The greatest disappointment lies in the unsatisfying, open-ended conclusion that raises far more questions than it answers. Saro’s fate, Arolake’s status, the implications of Bashorun’s demise – all are left dangling, with little sense of resolution or payoff for investing in this expansive journey. One can’t shake the suspicion that the mayhem of mismanaged subplots exists solely to set up future instalments, rather than service a cohesive, self-contained narrative experience.


“Anikulapo: Rise of the Spectre” feels like a missed opportunity – an admittedly gorgeous story, expertly woven in its visual and cultural authenticity, but unraveled by its creators’ inability to maintain the structural integrity necessary to support its ambitions.



While undoubtedly stuffed with the rich exploration of Yoruba folklore, impressive production values, a talented ensemble cast, and a deep exploration of Yoruba mythology, Afolayan’s mythological saga becomes so entangled in its own densely layered narratives that it struggles to breathe life into any of them fully.

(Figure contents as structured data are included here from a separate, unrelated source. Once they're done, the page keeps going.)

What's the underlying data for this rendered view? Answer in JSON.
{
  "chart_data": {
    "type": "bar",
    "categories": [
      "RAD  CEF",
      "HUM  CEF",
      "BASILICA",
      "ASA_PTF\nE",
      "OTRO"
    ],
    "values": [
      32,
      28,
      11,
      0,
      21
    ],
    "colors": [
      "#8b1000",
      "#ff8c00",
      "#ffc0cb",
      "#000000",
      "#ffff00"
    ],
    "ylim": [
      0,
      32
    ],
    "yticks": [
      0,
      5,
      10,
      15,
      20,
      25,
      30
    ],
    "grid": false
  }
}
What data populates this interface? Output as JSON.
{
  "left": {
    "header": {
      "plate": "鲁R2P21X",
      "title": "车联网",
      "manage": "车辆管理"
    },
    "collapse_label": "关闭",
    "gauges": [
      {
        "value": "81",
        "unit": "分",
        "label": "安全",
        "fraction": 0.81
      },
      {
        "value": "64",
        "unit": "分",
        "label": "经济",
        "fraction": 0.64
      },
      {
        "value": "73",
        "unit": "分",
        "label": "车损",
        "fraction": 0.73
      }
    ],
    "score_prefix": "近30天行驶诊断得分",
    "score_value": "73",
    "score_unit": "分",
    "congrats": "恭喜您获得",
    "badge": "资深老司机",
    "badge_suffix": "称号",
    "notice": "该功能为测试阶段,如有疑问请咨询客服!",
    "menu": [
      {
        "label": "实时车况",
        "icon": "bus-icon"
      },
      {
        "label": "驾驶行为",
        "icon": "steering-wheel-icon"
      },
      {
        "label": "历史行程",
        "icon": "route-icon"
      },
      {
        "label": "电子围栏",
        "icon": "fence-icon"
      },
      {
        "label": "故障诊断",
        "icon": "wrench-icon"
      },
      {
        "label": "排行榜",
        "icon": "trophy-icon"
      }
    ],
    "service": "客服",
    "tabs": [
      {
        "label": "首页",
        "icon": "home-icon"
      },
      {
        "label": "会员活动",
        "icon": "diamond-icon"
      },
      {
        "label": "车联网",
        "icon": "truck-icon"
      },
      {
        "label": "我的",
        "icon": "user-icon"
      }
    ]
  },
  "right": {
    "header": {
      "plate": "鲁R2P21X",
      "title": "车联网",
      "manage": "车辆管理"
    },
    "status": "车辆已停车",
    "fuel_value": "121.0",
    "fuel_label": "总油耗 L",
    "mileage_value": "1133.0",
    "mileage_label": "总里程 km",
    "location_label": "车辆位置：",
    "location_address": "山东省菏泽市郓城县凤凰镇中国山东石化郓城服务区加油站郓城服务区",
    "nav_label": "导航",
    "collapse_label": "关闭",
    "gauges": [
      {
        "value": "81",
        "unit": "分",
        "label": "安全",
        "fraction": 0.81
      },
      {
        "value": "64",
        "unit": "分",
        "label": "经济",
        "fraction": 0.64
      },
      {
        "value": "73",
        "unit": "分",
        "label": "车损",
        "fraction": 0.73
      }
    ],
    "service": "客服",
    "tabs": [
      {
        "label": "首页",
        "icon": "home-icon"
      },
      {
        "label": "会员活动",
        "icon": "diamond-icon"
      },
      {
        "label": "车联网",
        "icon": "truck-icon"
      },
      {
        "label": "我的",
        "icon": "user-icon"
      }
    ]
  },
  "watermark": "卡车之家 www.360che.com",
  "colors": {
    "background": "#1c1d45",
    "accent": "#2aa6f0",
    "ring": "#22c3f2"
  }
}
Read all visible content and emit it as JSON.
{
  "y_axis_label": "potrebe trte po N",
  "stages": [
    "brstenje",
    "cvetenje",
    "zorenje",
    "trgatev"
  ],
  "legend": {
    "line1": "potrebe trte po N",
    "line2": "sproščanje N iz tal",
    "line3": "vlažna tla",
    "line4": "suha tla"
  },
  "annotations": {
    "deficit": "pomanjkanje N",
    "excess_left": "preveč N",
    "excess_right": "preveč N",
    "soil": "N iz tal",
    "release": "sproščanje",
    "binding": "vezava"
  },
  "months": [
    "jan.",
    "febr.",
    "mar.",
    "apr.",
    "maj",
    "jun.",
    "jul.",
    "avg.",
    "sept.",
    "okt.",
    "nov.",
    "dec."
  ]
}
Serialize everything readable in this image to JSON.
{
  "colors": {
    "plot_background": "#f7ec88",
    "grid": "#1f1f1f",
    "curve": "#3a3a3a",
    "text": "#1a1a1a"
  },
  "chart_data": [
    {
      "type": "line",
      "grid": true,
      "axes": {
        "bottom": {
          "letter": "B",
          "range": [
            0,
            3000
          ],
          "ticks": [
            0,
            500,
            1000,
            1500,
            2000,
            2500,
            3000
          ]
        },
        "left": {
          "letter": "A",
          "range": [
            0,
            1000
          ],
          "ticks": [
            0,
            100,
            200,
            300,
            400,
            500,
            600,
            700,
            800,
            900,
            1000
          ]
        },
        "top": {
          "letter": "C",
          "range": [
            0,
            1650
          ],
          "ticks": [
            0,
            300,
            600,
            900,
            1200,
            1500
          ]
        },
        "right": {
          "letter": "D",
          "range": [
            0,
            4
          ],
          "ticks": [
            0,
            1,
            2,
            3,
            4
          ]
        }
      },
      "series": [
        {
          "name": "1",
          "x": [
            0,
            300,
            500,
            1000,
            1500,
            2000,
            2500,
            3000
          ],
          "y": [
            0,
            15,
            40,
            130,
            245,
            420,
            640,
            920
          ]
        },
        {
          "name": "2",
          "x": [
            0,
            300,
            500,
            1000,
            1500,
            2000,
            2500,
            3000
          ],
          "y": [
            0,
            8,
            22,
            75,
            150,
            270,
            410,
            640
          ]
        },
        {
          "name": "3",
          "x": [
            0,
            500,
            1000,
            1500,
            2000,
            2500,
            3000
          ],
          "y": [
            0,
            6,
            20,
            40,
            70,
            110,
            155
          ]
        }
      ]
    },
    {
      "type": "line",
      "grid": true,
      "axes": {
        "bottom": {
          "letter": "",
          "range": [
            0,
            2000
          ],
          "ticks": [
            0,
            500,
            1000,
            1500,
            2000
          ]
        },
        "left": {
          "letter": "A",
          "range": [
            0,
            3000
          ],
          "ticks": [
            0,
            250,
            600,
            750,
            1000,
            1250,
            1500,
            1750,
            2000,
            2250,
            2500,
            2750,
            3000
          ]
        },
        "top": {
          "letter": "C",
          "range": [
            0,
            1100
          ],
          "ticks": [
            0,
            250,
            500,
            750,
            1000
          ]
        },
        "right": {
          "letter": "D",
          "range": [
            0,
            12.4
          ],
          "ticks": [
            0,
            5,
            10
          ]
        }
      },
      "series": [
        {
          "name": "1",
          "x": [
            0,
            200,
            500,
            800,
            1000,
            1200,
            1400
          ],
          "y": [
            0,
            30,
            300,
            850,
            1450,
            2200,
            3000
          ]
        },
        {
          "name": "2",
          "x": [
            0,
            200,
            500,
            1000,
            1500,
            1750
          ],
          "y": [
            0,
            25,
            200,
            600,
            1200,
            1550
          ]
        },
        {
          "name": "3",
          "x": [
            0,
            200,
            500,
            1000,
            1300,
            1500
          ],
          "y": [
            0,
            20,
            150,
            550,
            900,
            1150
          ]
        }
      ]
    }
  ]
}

The series ultimately succumbs to its own ambition, losing itself in a labyrinth of subplots and underdeveloped storylines. Fans of the original may find moments of intrigue, but the overall experience is a mixed bag, leaving one to wonder if a more streamlined approach would have better served this fascinating mythological world.



Release Date:  March 1, 2024

 Runtime: 60 minutes per episode

Number of episodes: 6

Streaming Services: Netflix

 Director: Kunle Afolayan

Cast: Jide Kosoko, Gabriel Afolayan, Adewale Elesho, Owobo Ogunde, Uzee Usman, Lateef Adedimeji, Kunle Remi, Bimbo Ademoye, Sola Sobowale, Taiwo Hassan, among others.